President Barack Obama maintained his “No Drama Obama" ethos by making it clear that he disapproved of backbiting and aides who acted out of line. His recent memoir admits to some internal “friction" and “tension," as does the memoir of former White House deputy chief of staff Alyssa Mastromonaco. As she relates, she once took offense at an article describing her as “responsible for overseeing scheduling, personnel and much more." She saw the description as a sexist slight and suspected it came from a colleague, leading her to “reply all" to a senior staff email sharing the offending article “with a very cutting, infuriated response." The next day, she recalls, Mr. Obama summoned her to the Oval Office and greeted her with the admonition, “So, I hear you sent quite an email."

Another time, when White House chief of staff Rahm Emanuel “couldn’t help venting to friends around town" (as Mr. Obama writes) about his unhappiness with the administration’s early approach to health care reform, the president called him on the carpet. Mr. Emanuel was contrite, and Mr. Obama forgave him with a condition. “You know what your real punishment is?" Mr. Obama said. “You have to go pass the goddamn health care bill!"

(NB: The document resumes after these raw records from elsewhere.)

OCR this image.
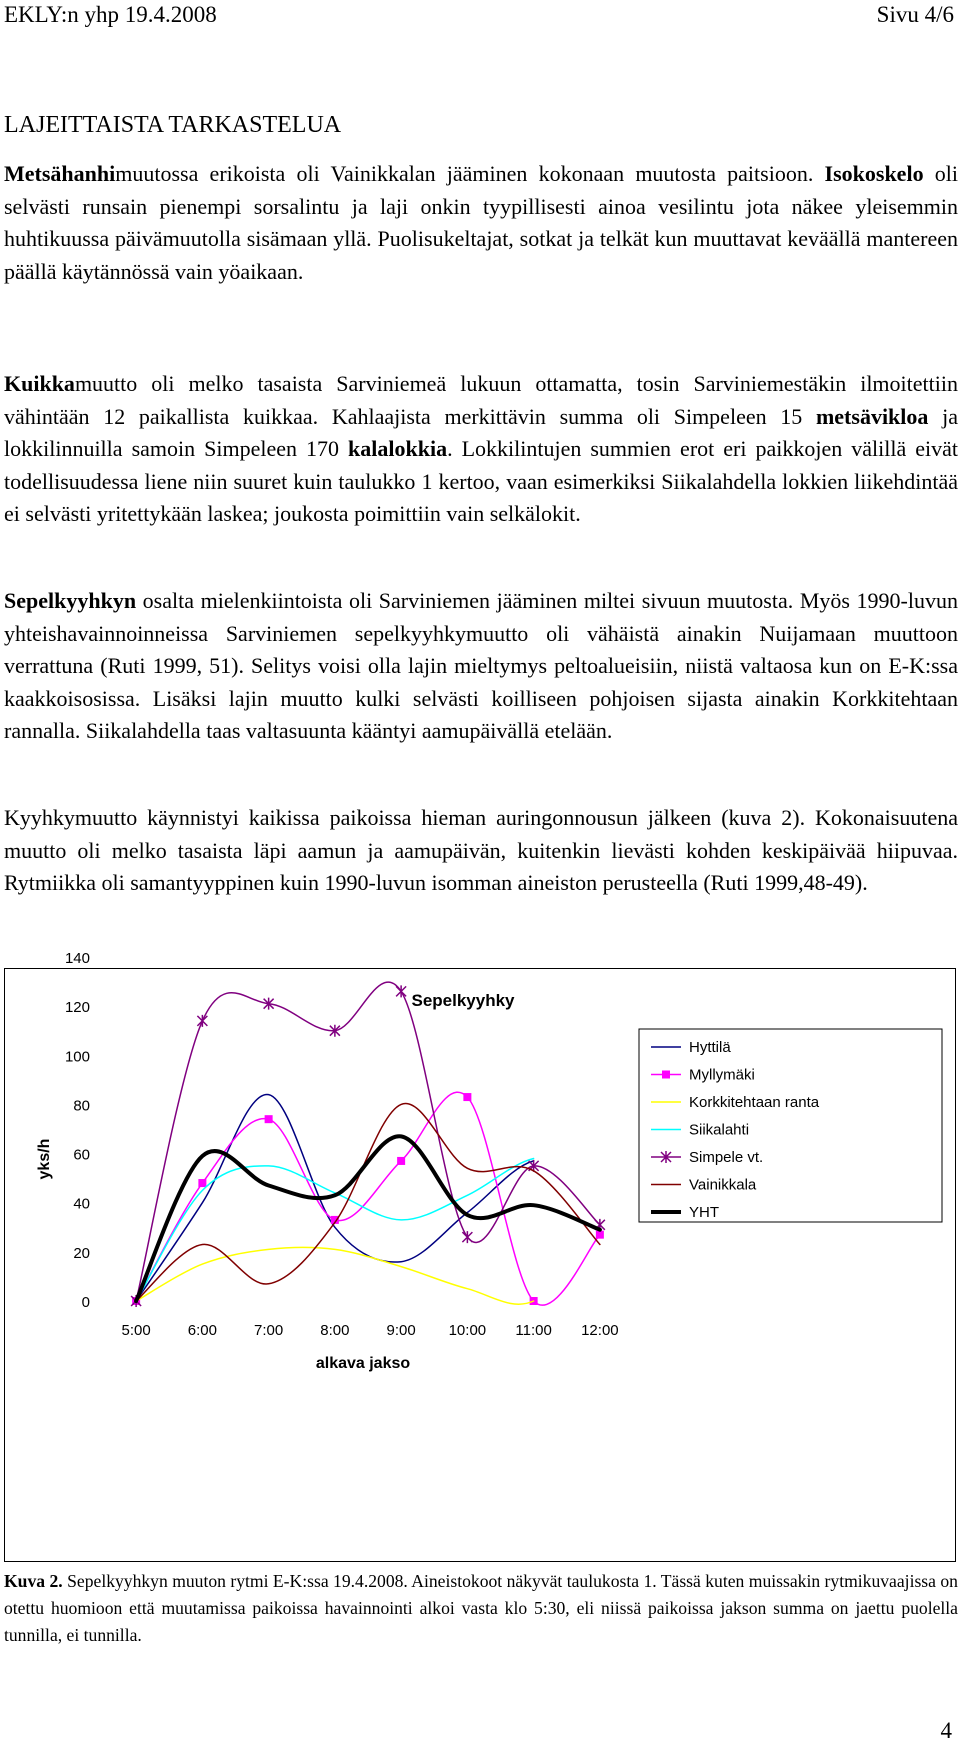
EKLY:n yhp 19.4.2008	Sivu 4/6
LAJEITTAISTA TARKASTELUA

Metsähanhimuutossa erikoista oli Vainikkalan jääminen kokonaan muutosta paitsioon. Isokoskelo oli selvästi runsain pienempi sorsalintu ja laji onkin tyypillisesti ainoa vesilintu jota näkee yleisemmin huhtikuussa päivämuutolla sisämaan yllä. Puolisukeltajat, sotkat ja telkät kun muuttavat keväällä mantereen päällä käytännössä vain yöaikaan.

Kuikkamuutto oli melko tasaista Sarviniemeä lukuun ottamatta, tosin Sarviniemestäkin ilmoitettiin vähintään 12 paikallista kuikkaa. Kahlaajista merkittävin summa oli Simpeleen 15 metsävikloa ja lokkilinnuilla samoin Simpeleen 170 kalalokkia. Lokkilintujen summien erot eri paikkojen välillä eivät todellisuudessa liene niin suuret kuin taulukko 1 kertoo, vaan esimerkiksi Siikalahdella lokkien liikehdintää ei selvästi yritettykään laskea; joukosta poimittiin vain selkälokit.

Sepelkyyhkyn osalta mielenkiintoista oli Sarviniemen jääminen miltei sivuun muutosta. Myös 1990-luvun yhteishavainnoinneissa Sarviniemen sepelkyyhkymuutto oli vähäistä ainakin Nuijamaan muuttoon verrattuna (Ruti 1999, 51). Selitys voisi olla lajin mieltymys peltoalueisiin, niistä valtaosa kun on E-K:ssa kaakkoisosissa. Lisäksi lajin muutto kulki selvästi koilliseen pohjoisen sijasta ainakin Korkkitehtaan rannalla. Siikalahdella taas valtasuunta kääntyi aamupäivällä etelään.

Kyyhkymuutto käynnistyi kaikissa paikoissa hieman auringonnousun jälkeen (kuva 2). Kokonaisuutena muutto oli melko tasaista läpi aamun ja aamupäivän, kuitenkin lievästi kohden keskipäivää hiipuvaa. Rytmiikka oli samantyyppinen kuin 1990-luvun isomman aineiston perusteella (Ruti 1999,48-49).

Sepelkyyhky
0
20
40
60
80
100
120
140
yks/h
5:00 6:00 7:00 8:00 9:00 10:00 11:00 12:00
alkava jakso
Hyttilä
Myllymäki
Korkkitehtaan ranta
Siikalahti
Simpele vt.
Vainikkala
YHT

Kuva 2. Sepelkyyhkyn muuton rytmi E-K:ssa 19.4.2008. Aineistokoot näkyvät taulukosta 1. Tässä kuten muissakin rytmikuvaajissa on otettu huomioon että muutamissa paikoissa havainnointi alkoi vasta klo 5:30, eli niissä paikoissa jakson summa on jaettu puolella tunnilla, ei tunnilla.

4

The Biden team has seen both peaceful and tumultuous periods. In the primaries, reports of staff battles during his early losses in Iowa and New Hampshire led to a reshuffling of his top campaign personnel. The rejiggered group proved more disciplined during the general election, with scant public evidence of infighting.

Like so many presidents before him, Mr. Biden will soon be reminded that campaigning is one thing and governing another. As campaign promises give way to policy realities, disagreements quickly become more serious. If the president-elect wants to avoid letting infighting define his tenure, he will need the lessons of history—and the resolve to enforce them.

—Dr. Troy served in 2007-09 as deputy secretary of the Department of Health and Human Services. His most recent book is “Fight House: Rivalries in the White House From Truman to Trump" (Regnery).